La coca obstinada
En el Perú la droga incautada no llega casi nunca al 10%
Treinta años de planes, programas, “operativos” y múltiples acciones estatales para reducir o eliminar la producción de coca/cocaína en los países andinos y los resultados son más bien magros. Eso, para utilizar un vocablo optimista; más crudamente se podría decir que el fruto ha sido malo.
Tras décadas de miles de millones de dólares gastados, de episodios cruentos generados por los cárteles de la droga y de la penetración de la corrupción en los Estados lubricando la maquinaria policial, militar y judicial, se sigue produciendo en Bolivia, Colombia y Perú casi el mismo volumen de coca/cocaína que hace treinta años.
Los numeritos suelen no coincidir entre las dos fuentes principales de información -Naciones Unidas y el gobierno de EE UU- pero en lo esencial concuerdan en el resultado inocultable de que los volúmenes no se han reducido. En cifras de la ONU, si el área sembrada en los tres países en el 2012 fue de 133,700 has., en el 2015 fue de 156,500 (17% más).
Los dos principales productores compiten entre sí para ese resultado. Mientras el área con coca en Colombia era de 69.000 has en el 2014, al año siguiente subió a 96.000 has. En el otro gran productor (Perú), mientras el gobierno de Humala se vanagloriaba de haber erradicado 35.000 has. en el 2015, la “verdad verdadera” es que esa era una victoria pírrica pues simultáneamente se amplió al área en 40.300 has.
Si los volúmenes producidos se han mantenido más o menos constantes, lo exportado también. Las oscilaciones han respondido principalmente a la mayor o menor eficiencia de las autoridades policiales de cada país en la incautación de droga ilegal.
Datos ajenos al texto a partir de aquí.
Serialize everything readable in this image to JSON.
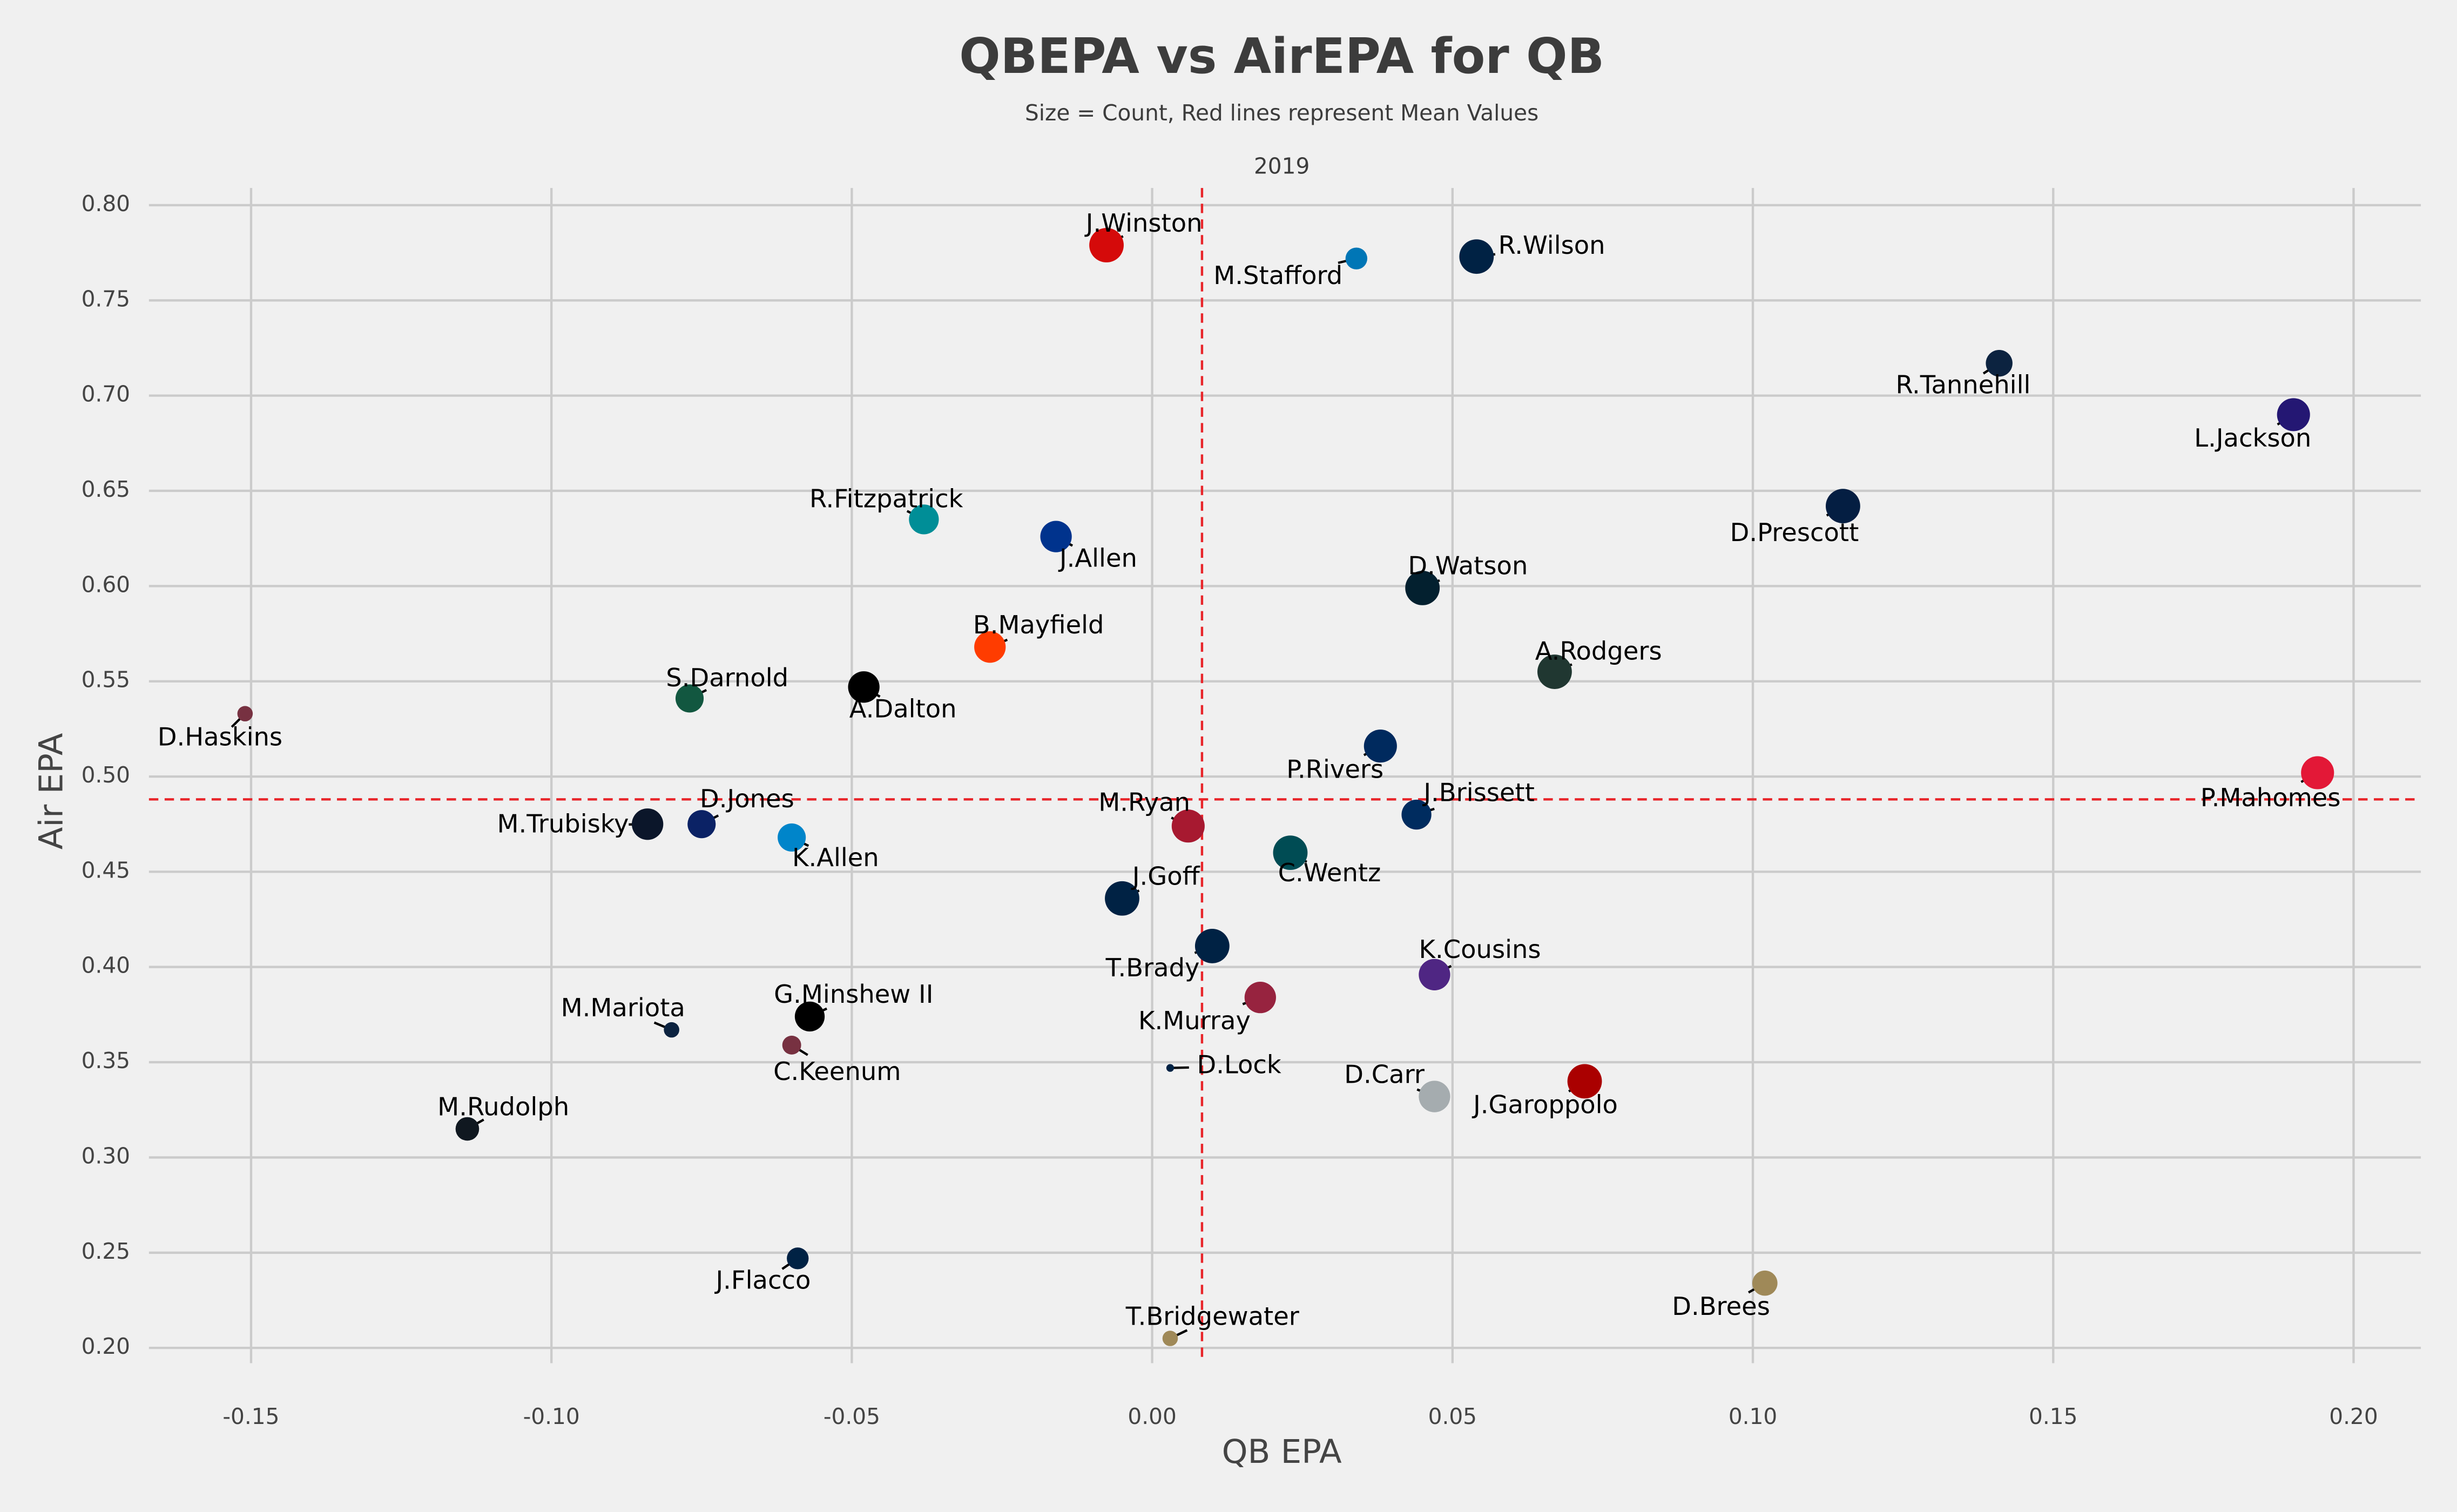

Lo que en el caso de Colombia da una constante aproximada de un 50% de incautación sobre el volumen producido, en el Perú lo incautado no llega casi nunca al 10%. Nada de eso afecta de manera medular los volúmenes que circulan en el mercado mundial.
El futuro podría seguir así, cíclicamente, en un círculo vicioso sin fin, sazonado con violencia, muertos, bombas y corrupción. Pero con el agravante que el narcotráfico hoy está cada vez más sólidamente imbricado con la minería ilegal y con modalidades de crimen organizado cada vez más versátiles.
Es crucial una reflexión crítica sobre las políticas seguidas para hacer los ajustes que la realidad reclama a gritos. Ya lo hizo la OEA en el 2013 con el refrescante informe “Escenarios para el problema de las drogas en las Américas”. Ese análisis descarnado planteaba distintos y valientes escenarios de respuesta, diferentes a la inoperancia inercial Lamentablemente quedó sin seguimiento. Esa reflexión debe merecer continuidad; allí, en UNASUR y en todos los espacios multilaterales pertinentes de la región.
En el espacio bilateral de Colombia/Perú, por otro lado, el escenario se presenta favorable de cara a una convergencia que ha sido huidiza en los últimos años. Esa aproximación activa, es urgente para discutir y proponer nuevos enfoques tratando el consumo de drogas como un problema de salud pública, concentrando la acción en los grandes “capos” (y no en consumidores o micro comercializadores) y diseñando estrategias para promover una agresiva estrategia de desarrollo rural que aísle la tentación de sembrar y producir hoja de coca sería una ruta alentadora.
En Colombia, el acuerdo con las FARC sobre drogas ilícitas (mayo, 2014) abre una ruta para el reemplazo de cultivos; ya se están poniendo en marcha algunos proyectos piloto cuya evolución habría que acompañar con atención. En el Perú, el gobierno recién instalado de Pedro Pablo Kuczynski promete verdad, transparencia y eficiencia; podría quedar atrás el discurso triunfalista y aislacionista del gobierno precedente. Posibilidad, pues, de que estos dos países se reencuentren en esta brega.